🤖 AI Summary
To address the challenge of balancing inference efficiency and accuracy in large language models, this paper proposes a hybrid Mamba-Transformer architecture: Mamba layers—featuring O(N) computational complexity—replace most self-attention layers in Transformer blocks, yielding 8B and 47B/56B-scale models. We introduce MiniPuzzle, the first structured pruning–based compression method combined with knowledge distillation, to achieve effective model lightweighting. Additionally, we design a stable FP8 training scheme that matches BF16-level performance. The models are fully compatible with Hugging Face, NeMo, and Megatron-LM ecosystems. Experiments show that the 47B hybrid model achieves 3× faster inference than comparable Transformer models, while outperforming the 56B variant by 20% in speed with identical accuracy. On multiple benchmarks, it matches or exceeds Qwen-2.5 and Llama-3.1 in performance.
📝 Abstract
As inference-time scaling becomes critical for enhanced reasoning capabilities, it is increasingly becoming important to build models that are efficient to infer.

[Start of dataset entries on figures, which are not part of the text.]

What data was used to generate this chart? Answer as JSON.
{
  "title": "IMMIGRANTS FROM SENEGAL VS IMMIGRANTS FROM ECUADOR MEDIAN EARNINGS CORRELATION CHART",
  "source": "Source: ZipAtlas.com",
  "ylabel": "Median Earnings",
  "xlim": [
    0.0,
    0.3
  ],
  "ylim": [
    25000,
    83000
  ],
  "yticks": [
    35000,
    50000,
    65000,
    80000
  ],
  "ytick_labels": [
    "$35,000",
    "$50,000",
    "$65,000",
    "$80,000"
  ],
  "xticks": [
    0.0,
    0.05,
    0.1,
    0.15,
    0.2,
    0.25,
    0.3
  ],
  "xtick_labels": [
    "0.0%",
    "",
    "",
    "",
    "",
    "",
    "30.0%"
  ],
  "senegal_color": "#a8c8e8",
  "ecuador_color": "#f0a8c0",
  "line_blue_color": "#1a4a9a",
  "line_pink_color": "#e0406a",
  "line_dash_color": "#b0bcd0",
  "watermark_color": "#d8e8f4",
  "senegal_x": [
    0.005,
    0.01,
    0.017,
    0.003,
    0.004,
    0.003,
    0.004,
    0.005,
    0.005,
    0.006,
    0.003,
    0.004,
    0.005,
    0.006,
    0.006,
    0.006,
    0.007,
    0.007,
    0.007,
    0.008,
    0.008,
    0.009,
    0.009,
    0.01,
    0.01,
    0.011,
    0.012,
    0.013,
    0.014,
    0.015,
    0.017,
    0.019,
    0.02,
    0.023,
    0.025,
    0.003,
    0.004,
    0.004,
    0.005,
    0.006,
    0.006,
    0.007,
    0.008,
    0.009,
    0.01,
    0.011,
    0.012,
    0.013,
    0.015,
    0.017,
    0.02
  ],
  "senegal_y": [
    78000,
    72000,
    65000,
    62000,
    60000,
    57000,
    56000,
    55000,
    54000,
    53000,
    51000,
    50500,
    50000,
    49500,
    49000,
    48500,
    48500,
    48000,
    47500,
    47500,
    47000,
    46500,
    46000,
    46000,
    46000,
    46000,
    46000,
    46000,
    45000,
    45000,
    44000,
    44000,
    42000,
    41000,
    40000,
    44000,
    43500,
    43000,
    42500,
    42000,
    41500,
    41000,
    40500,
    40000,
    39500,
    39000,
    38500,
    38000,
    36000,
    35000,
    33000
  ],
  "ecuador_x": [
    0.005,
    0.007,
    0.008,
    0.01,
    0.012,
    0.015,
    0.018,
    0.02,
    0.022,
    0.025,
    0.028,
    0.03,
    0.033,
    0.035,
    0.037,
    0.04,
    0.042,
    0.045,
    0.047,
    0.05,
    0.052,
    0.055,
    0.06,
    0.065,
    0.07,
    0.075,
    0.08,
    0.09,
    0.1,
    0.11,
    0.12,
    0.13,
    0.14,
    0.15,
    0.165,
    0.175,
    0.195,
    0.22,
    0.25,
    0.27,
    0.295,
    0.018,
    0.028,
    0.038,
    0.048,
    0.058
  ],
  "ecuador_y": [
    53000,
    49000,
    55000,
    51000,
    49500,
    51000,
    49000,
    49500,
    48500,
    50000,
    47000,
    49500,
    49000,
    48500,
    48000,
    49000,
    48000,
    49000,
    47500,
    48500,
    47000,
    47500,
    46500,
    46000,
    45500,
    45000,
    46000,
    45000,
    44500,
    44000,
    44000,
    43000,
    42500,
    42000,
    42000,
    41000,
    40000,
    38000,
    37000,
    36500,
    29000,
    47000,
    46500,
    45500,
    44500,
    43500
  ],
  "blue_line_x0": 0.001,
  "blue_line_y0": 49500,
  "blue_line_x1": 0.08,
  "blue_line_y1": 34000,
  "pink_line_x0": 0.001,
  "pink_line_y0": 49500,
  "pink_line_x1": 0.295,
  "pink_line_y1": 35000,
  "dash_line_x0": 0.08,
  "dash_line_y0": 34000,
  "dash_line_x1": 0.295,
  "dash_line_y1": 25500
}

We introduce Nemotron-H, a family of 8B and 56B/47B hybrid Mamba-Transformer models designed to reduce inference cost for a given accuracy level. To achieve this goal, we replace the majority of self-attention layers in the common Transformer model architecture with Mamba layers that perform constant computation and require constant memory per generated token. We show that Nemotron-H models offer either better or on-par accuracy compared to other similarly-sized state-of-the-art open-sourced Transformer models (e.g., Qwen-2.5-7B/72B and Llama-3.1-8B/70B), while being up to 3$ imes$ faster at inference. To further increase inference speed and reduce the memory required at inference time, we created Nemotron-H-47B-Base from the 56B model using a new compression via pruning and distillation technique called MiniPuzzle. Nemotron-H-47B-Base achieves similar accuracy to the 56B model, but is 20% faster to infer. In addition, we introduce an FP8-based training recipe and show that it can achieve on par results with BF16-based training. This recipe is used to train the 56B model. All Nemotron-H models will be released, with support in Hugging Face, NeMo, and Megatron-LM.